From: David Starner (prosfilaes@gmail.com)
Date: Tue Aug 18 2009 - 19:08:12 CDT
On Tue, Aug 18, 2009 at 5:51 AM, Julian
Bradfield<jcb+unicode@inf.ed.ac.uk> wrote:
> Hmm. What percentage of the population of Morocco, Bangladesh,
> Nepal have access to a computer? (< 1% among poor Bangladeshis, for example).
The United Arab Emirates, which is part of that world I mentioned
between Morocco and Bangladesh, has five million people with a GDP per
capita well above that of the US or UK. I assume some of them can
afford a computer. Which is not to mention the number of Arab
immigrants to Western Europe and the United States who have access to
computers.
> We all *can*, by
> porting, or paying somebody else to port, all our existing materials
> to the latest fashion, and then learning to use the latest fashion,
> despite the decades of efficency savings obtained by knowing the old
> ones well. Neither I nor my employers think that a good use of my time
> or their money.
>As I've said before: BACKWARDS COMPATIBILITY!
This decision, either way, is completely backwards compatible.
Provided you don't update to the latest fashion, your system will work
exactly the same way it always has. The only question is whether the
latest fashion, which you here deny an interest in, will be based on a
concern for running on your system.
> (b) Everybody who can't afford to replace or upgrade computers every
> couple of years. That's what, 60% of the world population?

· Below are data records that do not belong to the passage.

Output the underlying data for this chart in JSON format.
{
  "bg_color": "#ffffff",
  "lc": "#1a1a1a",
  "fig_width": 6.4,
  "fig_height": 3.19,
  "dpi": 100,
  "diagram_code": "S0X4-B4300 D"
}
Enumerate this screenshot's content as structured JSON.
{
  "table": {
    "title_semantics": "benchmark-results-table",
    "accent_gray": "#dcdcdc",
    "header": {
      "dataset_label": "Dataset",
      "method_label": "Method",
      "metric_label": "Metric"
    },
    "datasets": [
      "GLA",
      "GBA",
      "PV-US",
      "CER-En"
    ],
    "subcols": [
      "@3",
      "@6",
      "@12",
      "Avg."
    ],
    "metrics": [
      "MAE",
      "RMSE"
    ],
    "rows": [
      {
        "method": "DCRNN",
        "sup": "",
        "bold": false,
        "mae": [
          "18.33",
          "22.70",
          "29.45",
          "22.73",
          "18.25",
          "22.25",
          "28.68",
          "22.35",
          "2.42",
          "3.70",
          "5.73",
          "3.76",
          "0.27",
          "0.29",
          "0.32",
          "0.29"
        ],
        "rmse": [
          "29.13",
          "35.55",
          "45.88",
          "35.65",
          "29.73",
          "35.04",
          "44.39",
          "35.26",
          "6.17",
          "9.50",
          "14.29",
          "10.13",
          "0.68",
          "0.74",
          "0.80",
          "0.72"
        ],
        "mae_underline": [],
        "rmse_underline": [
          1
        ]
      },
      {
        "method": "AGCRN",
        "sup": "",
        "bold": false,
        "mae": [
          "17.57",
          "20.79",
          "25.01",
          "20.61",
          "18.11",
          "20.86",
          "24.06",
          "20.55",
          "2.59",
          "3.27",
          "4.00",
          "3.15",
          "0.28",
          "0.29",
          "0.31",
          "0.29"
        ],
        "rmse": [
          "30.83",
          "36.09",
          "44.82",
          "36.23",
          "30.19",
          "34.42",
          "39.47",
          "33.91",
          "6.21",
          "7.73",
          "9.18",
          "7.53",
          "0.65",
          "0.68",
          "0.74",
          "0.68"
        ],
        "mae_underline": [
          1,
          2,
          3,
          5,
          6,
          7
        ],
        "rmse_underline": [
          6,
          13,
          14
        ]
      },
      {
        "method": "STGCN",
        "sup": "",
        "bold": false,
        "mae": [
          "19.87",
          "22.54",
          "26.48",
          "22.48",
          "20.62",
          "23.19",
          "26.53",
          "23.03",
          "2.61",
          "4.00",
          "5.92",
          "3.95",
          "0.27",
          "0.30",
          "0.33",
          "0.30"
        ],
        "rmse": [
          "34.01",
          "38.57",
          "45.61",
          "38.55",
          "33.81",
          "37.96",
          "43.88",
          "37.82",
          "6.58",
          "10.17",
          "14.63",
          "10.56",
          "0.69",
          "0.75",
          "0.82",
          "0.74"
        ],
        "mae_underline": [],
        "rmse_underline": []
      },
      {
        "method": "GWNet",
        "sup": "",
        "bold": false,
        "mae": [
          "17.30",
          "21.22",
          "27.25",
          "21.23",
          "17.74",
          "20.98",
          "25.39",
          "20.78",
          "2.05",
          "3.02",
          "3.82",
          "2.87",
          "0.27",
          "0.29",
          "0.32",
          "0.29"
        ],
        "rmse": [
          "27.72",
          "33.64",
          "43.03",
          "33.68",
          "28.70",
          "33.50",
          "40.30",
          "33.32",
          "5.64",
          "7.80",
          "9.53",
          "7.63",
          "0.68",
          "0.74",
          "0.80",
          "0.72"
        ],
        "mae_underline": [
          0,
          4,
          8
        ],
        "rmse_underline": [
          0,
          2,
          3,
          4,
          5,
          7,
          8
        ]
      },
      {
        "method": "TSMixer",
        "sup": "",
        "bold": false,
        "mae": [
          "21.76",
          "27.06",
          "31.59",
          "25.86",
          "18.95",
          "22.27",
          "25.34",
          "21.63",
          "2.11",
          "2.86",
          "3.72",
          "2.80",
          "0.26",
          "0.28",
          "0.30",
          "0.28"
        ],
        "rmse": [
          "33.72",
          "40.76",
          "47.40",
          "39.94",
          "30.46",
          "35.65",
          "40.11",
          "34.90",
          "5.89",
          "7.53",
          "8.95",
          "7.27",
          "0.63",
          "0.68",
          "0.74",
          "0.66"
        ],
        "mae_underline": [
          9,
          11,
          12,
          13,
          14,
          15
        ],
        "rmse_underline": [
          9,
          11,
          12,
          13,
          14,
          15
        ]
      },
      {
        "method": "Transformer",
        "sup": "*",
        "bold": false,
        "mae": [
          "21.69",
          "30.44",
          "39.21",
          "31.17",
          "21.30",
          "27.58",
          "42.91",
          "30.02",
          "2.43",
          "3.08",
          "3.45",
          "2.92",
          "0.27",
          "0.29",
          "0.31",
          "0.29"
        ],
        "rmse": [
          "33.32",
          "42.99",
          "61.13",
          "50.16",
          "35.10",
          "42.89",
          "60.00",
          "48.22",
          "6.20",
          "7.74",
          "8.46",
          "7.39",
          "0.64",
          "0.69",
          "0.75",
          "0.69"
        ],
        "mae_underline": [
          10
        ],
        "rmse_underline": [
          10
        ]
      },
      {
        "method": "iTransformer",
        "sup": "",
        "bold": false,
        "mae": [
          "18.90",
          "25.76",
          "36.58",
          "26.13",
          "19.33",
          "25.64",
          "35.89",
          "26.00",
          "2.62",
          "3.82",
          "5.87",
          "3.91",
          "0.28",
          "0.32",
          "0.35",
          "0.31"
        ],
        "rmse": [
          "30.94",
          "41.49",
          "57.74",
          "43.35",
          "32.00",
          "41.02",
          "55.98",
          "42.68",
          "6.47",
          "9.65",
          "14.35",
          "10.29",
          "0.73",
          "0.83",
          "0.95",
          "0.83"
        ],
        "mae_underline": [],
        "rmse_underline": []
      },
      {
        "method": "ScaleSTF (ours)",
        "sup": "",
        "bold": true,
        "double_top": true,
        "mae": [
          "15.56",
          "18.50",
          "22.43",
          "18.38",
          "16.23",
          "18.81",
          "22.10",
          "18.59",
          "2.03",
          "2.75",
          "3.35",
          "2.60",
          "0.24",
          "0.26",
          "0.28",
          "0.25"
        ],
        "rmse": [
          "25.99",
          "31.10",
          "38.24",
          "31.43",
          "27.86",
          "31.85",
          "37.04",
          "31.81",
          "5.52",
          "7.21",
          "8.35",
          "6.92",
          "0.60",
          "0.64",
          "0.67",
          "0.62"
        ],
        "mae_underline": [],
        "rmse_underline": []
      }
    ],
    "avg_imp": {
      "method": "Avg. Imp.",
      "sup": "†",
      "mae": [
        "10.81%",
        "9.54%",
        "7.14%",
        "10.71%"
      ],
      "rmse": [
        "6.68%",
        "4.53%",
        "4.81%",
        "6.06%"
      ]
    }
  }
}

Hyperbole. I'm working on a five-year old computer. I have to fight
with new fancy websites like Facebook sometimes, but
http://bn.wikisource.org comes up as fast and as memory-light as its
English counterpart. Nobody who has problems running Pango is browsing
the web with a graphic webbrowser.
> Even here in the developed world I know people for whom a computer
> is a once a decade (at most) luxury.
It's hard to argue with personal experience, but it doesn't match what
I'm seeing at all. Around here, $400 will get you a brand-new computer
with monitor, and you can save a hundred bucks or so by getting the
monitor used. Living on the edge of poverty and working with people
who do, that's far from an insurmountable expense to pay annually. If
it's really a once a decade luxury, I seriously doubt it matters to
you enough that you care about the fine points of IPA typography.
> For the last (almost) twenty years, I've been using the same core
> application. In the last ten years, that application has changed
> hardly at all. It predates Unicode, but now sort of supports it; it
> far predates Pango, and I see little prospect of anybody doing the
> massive job of porting it to Pango in the foreseeable future - quite
> apart from the fact that that would introduce lots of dependencies on
> rapidly changing software.
How poorly designed can you get? Even twenty years ago, they knew
better than to intertwine the interface with the core code. If it were
properly coded, it wouldn't be a massive job.
> You're telling me that I and all the others who've actually been using
> computers to do our work, should throw away our decades of investment,
> and use some horrible new piece of bloatware instead!
I'm telling you that if you want the fanciest new features, you need
to be prepared to update your code for them. If you're happy with the
features you have, then you don't need to throw anything away. But
it's just not reasonable to ask everyone to twist and mangle every new
feature so that it works on every system that "sort of supports"
Unicode, especially when that feature is largely cosmetic.
-- Kie ekzistas vivo, ekzistas espero.